Dans le domaine en pleine expansion de la gouvernance des données, des informaticiens, des bioéthiciens, des juristes et des spécialistes des droits de l'homme se concentrent. Les idées vont du marquage des données au fur et à mesure de leur collecte, afin que les utilisateurs puissent voir comment ces informations sont utilisées, à la création de comités d'examen institutionnels capables d'évaluer l'innocuité des grandes études de données numériques.

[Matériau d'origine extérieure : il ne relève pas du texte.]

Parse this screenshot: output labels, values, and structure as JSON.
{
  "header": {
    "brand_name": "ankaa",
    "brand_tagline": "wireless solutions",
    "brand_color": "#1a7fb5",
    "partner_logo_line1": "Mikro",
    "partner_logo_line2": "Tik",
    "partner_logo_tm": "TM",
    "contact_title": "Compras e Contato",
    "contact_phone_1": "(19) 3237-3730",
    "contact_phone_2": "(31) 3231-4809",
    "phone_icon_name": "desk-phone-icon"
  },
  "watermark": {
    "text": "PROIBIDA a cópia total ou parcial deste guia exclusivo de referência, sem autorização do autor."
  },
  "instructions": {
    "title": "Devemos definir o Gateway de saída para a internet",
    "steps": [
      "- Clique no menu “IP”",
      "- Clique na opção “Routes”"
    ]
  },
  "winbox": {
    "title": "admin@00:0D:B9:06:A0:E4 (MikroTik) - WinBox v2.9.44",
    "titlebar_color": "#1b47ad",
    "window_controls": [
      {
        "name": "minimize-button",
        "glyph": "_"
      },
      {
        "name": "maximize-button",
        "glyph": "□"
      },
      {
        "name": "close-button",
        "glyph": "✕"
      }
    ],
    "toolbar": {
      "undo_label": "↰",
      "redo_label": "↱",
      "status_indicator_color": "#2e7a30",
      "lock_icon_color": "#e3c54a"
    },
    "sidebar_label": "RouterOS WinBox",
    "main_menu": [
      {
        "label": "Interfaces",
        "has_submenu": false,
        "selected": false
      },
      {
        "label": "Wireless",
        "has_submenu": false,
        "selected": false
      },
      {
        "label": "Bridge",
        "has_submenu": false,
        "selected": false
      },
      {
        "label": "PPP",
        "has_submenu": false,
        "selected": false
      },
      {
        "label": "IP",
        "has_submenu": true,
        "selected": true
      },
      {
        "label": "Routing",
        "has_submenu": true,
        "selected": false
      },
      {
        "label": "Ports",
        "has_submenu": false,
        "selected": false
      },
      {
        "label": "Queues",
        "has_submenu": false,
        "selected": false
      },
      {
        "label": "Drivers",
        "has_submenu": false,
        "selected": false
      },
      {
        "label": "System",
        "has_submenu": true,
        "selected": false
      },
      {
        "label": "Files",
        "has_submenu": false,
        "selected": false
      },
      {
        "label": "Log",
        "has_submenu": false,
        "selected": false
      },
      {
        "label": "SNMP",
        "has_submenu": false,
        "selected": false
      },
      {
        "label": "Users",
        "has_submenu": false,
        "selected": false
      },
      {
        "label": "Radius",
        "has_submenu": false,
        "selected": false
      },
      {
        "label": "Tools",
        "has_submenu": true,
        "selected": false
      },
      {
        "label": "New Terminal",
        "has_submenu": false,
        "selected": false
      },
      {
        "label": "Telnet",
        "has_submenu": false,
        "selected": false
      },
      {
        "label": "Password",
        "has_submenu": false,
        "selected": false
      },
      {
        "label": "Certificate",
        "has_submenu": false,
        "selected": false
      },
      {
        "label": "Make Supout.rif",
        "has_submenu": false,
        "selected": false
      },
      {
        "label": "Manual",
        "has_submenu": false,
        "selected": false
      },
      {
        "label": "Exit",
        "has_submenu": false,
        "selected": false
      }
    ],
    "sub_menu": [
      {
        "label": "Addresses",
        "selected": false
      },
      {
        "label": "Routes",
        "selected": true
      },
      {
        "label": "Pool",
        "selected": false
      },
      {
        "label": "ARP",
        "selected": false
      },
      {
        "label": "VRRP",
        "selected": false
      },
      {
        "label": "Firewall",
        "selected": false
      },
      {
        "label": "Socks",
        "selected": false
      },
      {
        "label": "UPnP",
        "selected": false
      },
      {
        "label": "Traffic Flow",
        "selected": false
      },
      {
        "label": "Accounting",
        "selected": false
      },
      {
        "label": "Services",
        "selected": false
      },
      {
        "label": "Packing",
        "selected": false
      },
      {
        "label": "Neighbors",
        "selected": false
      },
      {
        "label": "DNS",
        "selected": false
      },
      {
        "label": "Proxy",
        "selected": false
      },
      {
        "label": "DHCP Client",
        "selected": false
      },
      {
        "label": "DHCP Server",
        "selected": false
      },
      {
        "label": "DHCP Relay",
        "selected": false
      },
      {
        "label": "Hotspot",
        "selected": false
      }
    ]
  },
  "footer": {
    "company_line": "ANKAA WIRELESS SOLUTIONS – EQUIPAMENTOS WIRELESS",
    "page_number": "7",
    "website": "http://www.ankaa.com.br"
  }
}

Des conversations autour du consentement numérique sont en cours, mais il faut donner plus d'urgence. Ils doivent être dirigés par des organisations indépendantes des gouvernements et de l'industrie, telles que les régulateurs nationaux de données, afin que les intérêts puissants ne dominent pas. Cela dit, ils devraient inclure les entreprises qui collectent les données, ainsi que les éthiciens, les organisations de défense des droits de l'homme, les académies nationales des sciences et les chercheurs qui mènent des études utilisant des données numériques.

Le code de Nuremberg a été écrit pour protéger les innocents des risques de préjudice. Ces risques n'ont pas disparu, c'est pourquoi il est nécessaire de disposer d'un ensemble de lignes directrices actualisées et adaptées à l'ère numérique.